Last Year, In late March 2010, NTUA was notified, a Navajo Nation Telecommunications Company that it received a grant from the U.S. Department of Commerce National Telecommunications and Information Administration (NTIA) to build a fiber and microwave infrastructure throughout the central core of the Navajo Nation.
The release at that time said, NTUA received $32.2 million through the American Recovery and Reinvestment Act (ARRA), which at the time was the largest broadband grant awarded in the United States. Overall, the project will cost approximately $46 million, which includes a $14 million co‐match from NTUA and sub‐grant recipient Commnet Wireless.
“We have been told that we are way out in front of other broadband grant awardees in terms of project development,” NTUA General Manager Walter Haase said. “We have reached a level of achievement that has others taking notice.”

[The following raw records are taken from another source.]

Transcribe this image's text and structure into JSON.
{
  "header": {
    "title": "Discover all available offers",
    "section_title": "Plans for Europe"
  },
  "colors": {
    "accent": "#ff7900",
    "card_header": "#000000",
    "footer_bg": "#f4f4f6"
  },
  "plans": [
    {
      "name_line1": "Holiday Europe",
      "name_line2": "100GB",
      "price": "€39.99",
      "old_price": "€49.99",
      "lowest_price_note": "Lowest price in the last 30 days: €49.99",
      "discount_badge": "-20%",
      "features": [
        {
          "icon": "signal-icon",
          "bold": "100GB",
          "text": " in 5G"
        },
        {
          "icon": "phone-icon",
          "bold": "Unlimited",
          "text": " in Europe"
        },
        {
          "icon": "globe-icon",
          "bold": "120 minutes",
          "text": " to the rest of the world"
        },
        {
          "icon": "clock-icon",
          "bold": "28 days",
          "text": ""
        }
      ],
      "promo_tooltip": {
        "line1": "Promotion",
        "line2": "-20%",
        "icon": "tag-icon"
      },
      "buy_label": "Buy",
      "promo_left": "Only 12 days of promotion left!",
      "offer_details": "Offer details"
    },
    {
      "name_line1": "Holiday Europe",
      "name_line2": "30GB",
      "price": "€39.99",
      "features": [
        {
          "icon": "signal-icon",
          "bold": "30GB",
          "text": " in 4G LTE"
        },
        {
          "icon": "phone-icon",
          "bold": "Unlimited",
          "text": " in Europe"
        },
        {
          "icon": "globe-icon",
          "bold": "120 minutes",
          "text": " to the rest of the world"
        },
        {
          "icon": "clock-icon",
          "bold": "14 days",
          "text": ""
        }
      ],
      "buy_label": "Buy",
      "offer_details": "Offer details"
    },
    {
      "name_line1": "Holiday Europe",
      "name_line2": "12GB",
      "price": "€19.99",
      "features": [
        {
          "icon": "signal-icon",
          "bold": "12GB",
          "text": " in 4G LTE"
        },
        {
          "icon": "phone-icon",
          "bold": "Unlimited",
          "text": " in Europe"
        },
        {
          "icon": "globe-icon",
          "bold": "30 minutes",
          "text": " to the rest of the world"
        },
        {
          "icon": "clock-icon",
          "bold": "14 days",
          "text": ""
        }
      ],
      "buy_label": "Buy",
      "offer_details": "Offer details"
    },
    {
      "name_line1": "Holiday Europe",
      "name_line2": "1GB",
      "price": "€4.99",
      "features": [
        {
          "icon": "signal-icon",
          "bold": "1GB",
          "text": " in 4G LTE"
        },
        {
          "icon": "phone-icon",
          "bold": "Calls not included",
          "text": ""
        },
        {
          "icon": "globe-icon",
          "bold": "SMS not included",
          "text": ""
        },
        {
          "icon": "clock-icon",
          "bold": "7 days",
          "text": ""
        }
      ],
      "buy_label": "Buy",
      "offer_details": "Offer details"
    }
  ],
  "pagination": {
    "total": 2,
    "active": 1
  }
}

In addition, by late October 2010, NTUA received federal clearance to begin construction. On November 19, 2010 NTUA released and awarded seven Requests for Proposals (RFPs) amounting to almost $8 million for equipment and materials, including fiber, construction material, and splicing equipment for fiber installation. The order has been placed and the materials are expected to arrive late January 2011 or early February 2011.
According to the release, Internet will be provided to fixed and mobile services to over 30,000 households and 1,000 businesses in 15 of the largest communities on the Navajo Nation, including Window Rock, Shiprock, Kayenta, Chinle, Crownpoint, and Tuba City. In addition, the project will provide high capacity connectivity on the combined middle‐mile backbone to an additional 49 tribal communities.
“This is significant for schools, hospitals, and tribal agencies. Physicians and health care personnel throughout the Navajo Nation will be able to utilize telemedicine services. With this project, we can build the foundation of a true emergency‐911 notification network,” said NTUA General Manager Haase. “We are looking forward to building this project so that the region and our communities will realize and experience the benefits of advanced technologies that are necessary to promote economic growth, offer quality education and health care opportunities, and enhance public safety efforts.”
The Navajo people remain optimistic about this new coming of the digital technology, many Navajos that live off the reservation are excited and hope this will improve the way they communicate with their families that live on the Navajo Nation, The broad band is expected to roll out in March of 2012.